Thursday, February 22, 2007

Crossing the Rubicon

Its funny coz not so long ago I blogged about this very topic.

I had a superb 6 days away, time ot regroup, think laugh felt pain joy tear scare... all to be blogged....

I felt I had to write bout this.

In its metaphorical sense, passing the point of no return can be used synonymously with crossing the Rubicon — taking a course of action with significant and irreversible consequences.

The use of crossing the Rubicon derives from the crossing of the river Rubicon by Julius Caesar in 49 BC, who thereby violated Roman law and rendered armed conflict inevitable. As Caesar said at the time: "alea iacta est" ("the die is cast").

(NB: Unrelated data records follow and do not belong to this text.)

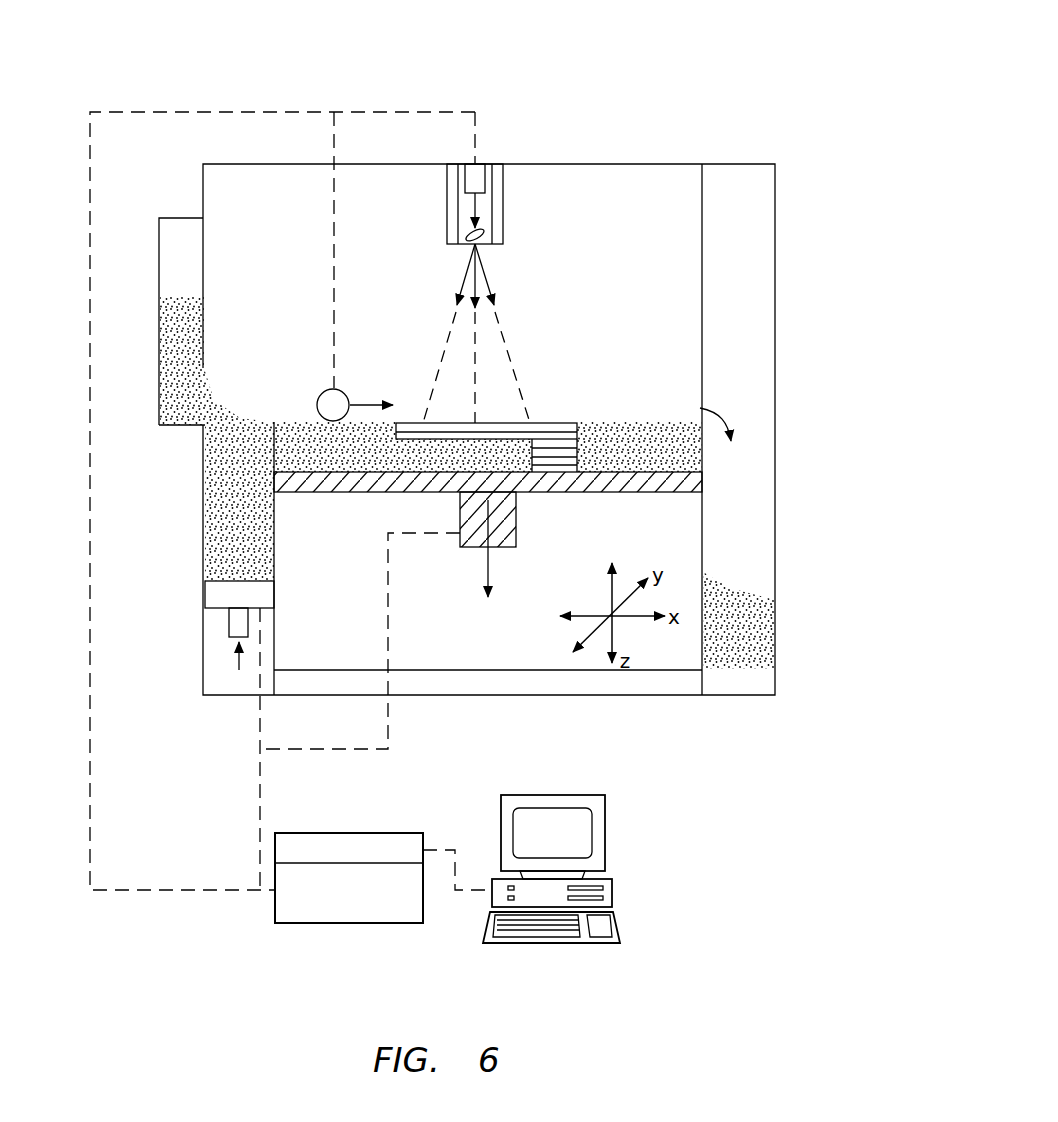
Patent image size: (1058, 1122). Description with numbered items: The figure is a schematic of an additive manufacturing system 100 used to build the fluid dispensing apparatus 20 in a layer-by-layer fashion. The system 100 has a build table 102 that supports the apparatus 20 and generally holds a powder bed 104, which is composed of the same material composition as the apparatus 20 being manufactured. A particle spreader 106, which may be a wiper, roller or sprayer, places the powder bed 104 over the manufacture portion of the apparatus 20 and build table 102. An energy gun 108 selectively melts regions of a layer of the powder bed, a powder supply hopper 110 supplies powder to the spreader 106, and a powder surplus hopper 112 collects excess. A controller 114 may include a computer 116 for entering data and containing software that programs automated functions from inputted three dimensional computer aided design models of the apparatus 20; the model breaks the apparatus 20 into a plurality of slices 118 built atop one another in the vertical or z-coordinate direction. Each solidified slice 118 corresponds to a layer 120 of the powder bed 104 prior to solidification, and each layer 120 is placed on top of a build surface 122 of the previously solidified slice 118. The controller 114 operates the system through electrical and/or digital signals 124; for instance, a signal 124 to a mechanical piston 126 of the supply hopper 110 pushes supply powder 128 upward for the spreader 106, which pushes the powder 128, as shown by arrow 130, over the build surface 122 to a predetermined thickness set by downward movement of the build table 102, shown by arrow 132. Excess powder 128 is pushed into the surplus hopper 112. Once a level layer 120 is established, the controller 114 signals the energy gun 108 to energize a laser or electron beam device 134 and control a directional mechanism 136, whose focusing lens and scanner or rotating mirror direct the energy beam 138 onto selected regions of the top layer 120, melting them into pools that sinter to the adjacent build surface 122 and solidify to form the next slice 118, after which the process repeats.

The additive manufacturing system 100 is at (683, 95).
The build table 102 is at (587, 497).
The powder bed 104 is at (645, 430).
The particle spreader 106 is at (325, 392).
The energy gun 108 is at (508, 200).
The powder supply hopper 110 is at (198, 268).
The powder surplus hopper 112 is at (756, 553).
The controller 114 is at (260, 912).
The computer 116 is at (605, 822).
The slice 118 is at (567, 437).
The layer 120 is at (677, 425).
The build surface 122 is at (495, 425).
The signals 124 is at (248, 108).
The mechanical piston 126 is at (222, 590).
The supply powder 128 is at (208, 400).
The arrow 130 is at (362, 400).
The arrow 132 is at (493, 565).
The laser or electron beam device 134 is at (478, 168).
The directional mechanism 136 is at (483, 246).
The energy beam 138 is at (462, 280).
The apparatus 20 is at (540, 437).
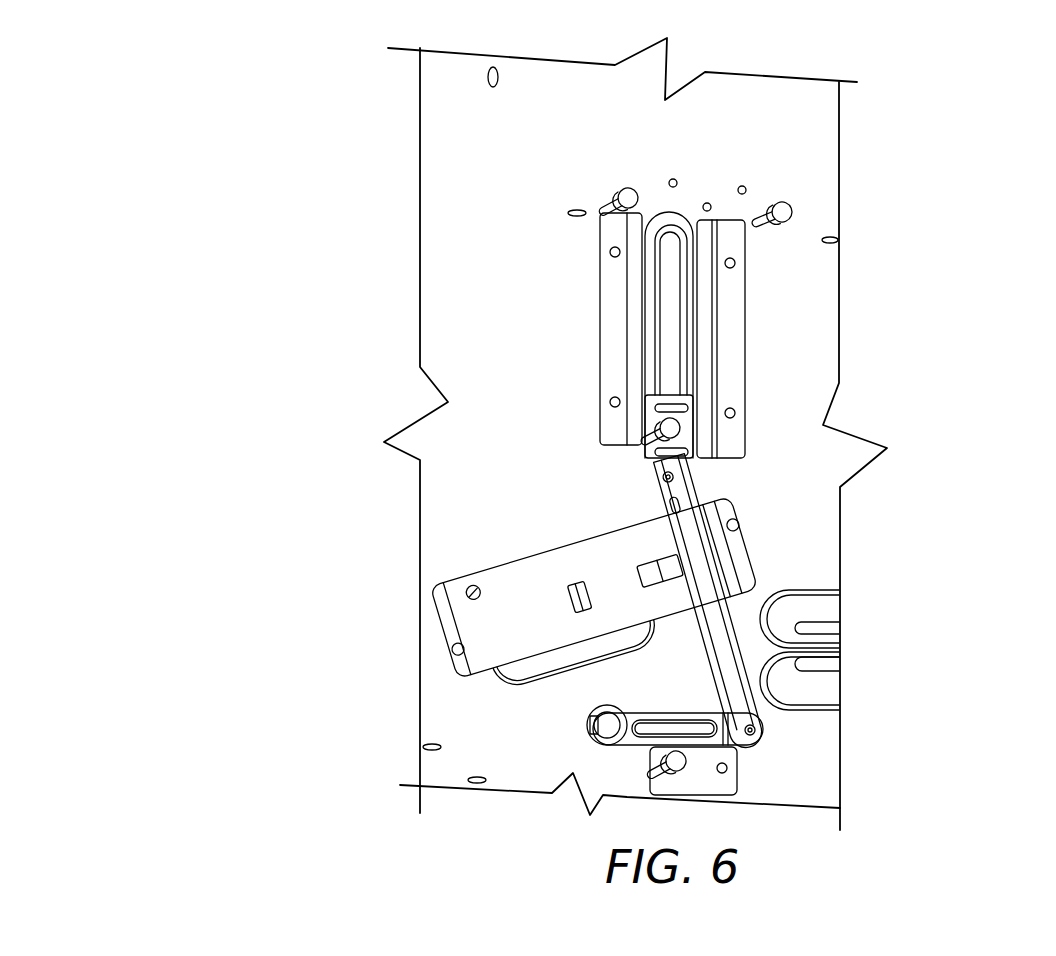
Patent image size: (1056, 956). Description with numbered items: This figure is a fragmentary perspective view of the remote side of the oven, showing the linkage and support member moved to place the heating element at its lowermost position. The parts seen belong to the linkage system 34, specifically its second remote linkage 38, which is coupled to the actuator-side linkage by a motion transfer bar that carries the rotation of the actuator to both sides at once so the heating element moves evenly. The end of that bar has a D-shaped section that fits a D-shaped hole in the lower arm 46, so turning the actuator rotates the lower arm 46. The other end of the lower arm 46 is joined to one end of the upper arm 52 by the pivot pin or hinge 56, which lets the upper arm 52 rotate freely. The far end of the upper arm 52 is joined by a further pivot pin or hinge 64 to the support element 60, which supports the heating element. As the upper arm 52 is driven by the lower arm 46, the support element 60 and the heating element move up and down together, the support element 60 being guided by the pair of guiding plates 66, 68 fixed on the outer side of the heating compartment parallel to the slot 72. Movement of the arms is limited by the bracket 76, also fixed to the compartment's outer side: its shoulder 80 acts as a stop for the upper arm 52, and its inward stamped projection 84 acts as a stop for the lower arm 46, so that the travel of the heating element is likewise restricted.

The linkage system 34 is at (537, 708).
The second remote linkage 38 is at (768, 790).
The lower arm 46 is at (636, 748).
The upper arm 52 is at (638, 587).
The pivot pin or hinge 56 is at (762, 733).
The support element 60 is at (690, 395).
The pivot pin or hinge 64 is at (665, 480).
The guiding plate 66 is at (671, 315).
The guiding plate 68 is at (600, 357).
The slot 72 is at (673, 347).
The bracket 76 is at (543, 555).
The shoulder 80 is at (722, 555).
The inward stamped projection 84 is at (460, 636).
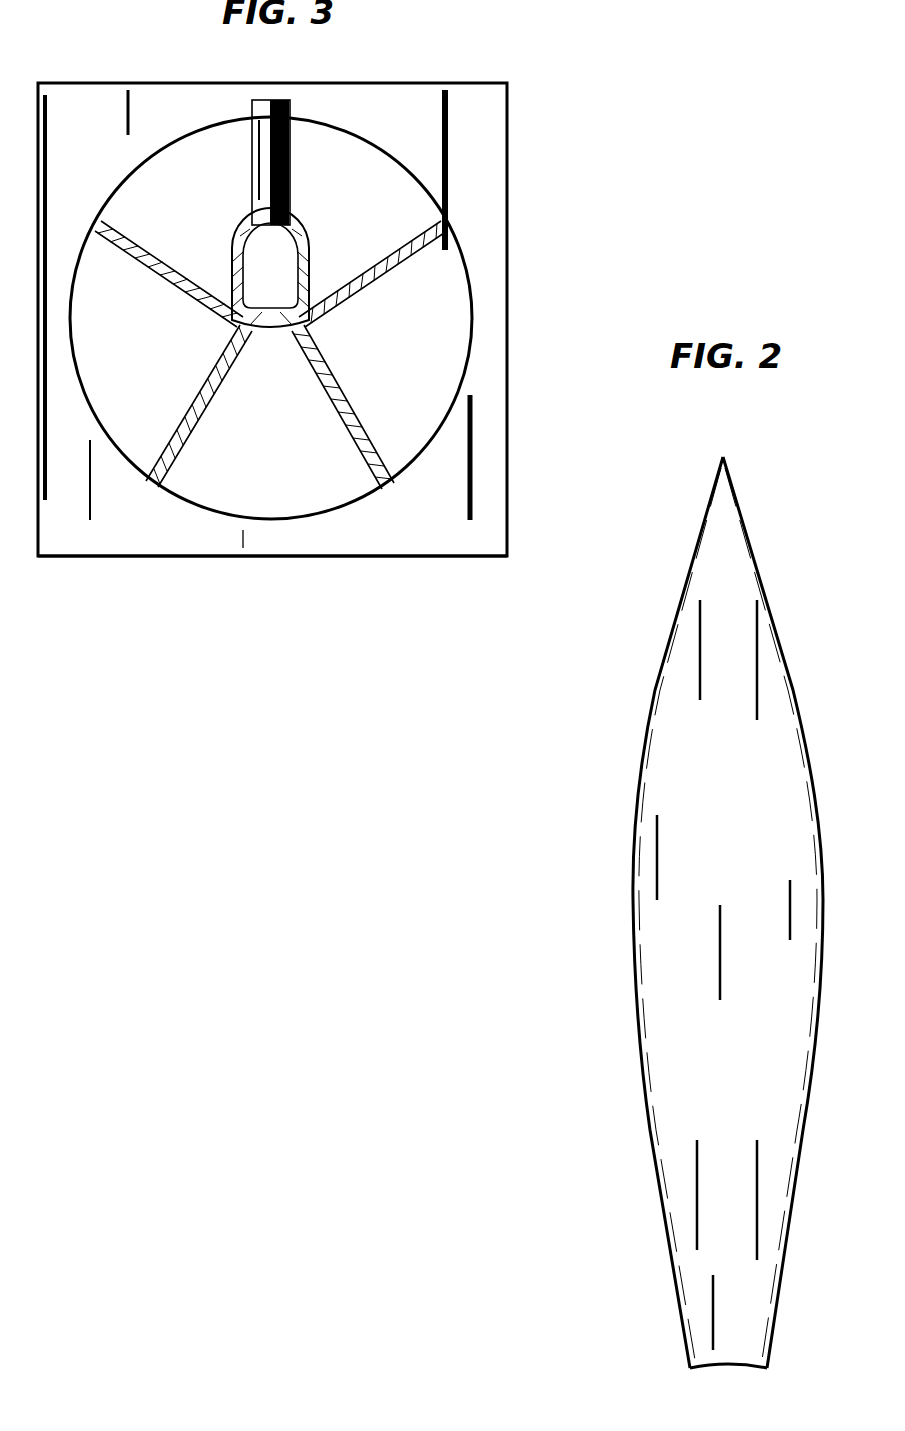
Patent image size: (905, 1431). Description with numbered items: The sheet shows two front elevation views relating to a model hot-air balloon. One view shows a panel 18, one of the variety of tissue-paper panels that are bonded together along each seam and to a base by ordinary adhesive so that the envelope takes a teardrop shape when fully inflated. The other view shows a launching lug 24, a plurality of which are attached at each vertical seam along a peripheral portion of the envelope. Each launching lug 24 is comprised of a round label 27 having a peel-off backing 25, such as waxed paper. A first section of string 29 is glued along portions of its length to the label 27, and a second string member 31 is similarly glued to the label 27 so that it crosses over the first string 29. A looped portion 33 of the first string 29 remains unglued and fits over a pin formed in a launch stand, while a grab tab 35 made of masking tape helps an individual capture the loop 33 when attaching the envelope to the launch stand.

In FIG. 2, the panel 18 is at (631, 898).
In FIG. 3, the launching lug 24 is at (508, 249).
In FIG. 3, the peel-off backing 25 is at (148, 557).
In FIG. 3, the round label 27 is at (465, 385).
In FIG. 3, the first section of string 29 is at (200, 432).
In FIG. 3, the second string member 31 is at (150, 262).
In FIG. 3, the looped portion 33 is at (312, 250).
In FIG. 3, the grab tab 35 is at (250, 157).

Many a time we are faced with such a predicament, I choose the word predicament because at time it can be for no fault of our own. I look in the mirror and I can see my life riddled with predicaments. Hard choices we had to make. The most difficult were one made on the spur of the moment, when you back is to the way. The fuse is lit and there is no turning back.

Its never easy, and in the end there is never a win-win solution, in life sometimes we have to lose. I look back to learn not to wish it was different. There are times in your life the choices you make affect others, and the choices others make affect you. Like it or you have to pick your self up and move forward and sometimes alone.

I am where I am because somewhere, at some point in time decision, choices made lead me to where I am now. I could wish for the world but I am a realist, in a few short weeks I turn a year older. I fight the fight thats need to be fought, win the battles I need to win, I still smile, I still laugh, I still cry and I still hurt but isnt that what being human is.

I am still alive and moving on

Tony D'Amato: On any given Sunday you're gonna win or you're gonna lose. The point is - can you win or lose like a man?

for a friend


Tony D'Amato: That's what a leader's about: sacrifice. The times he's gotta sacrifice because he's gotta lead, by example. Not by fear and not by self-pity.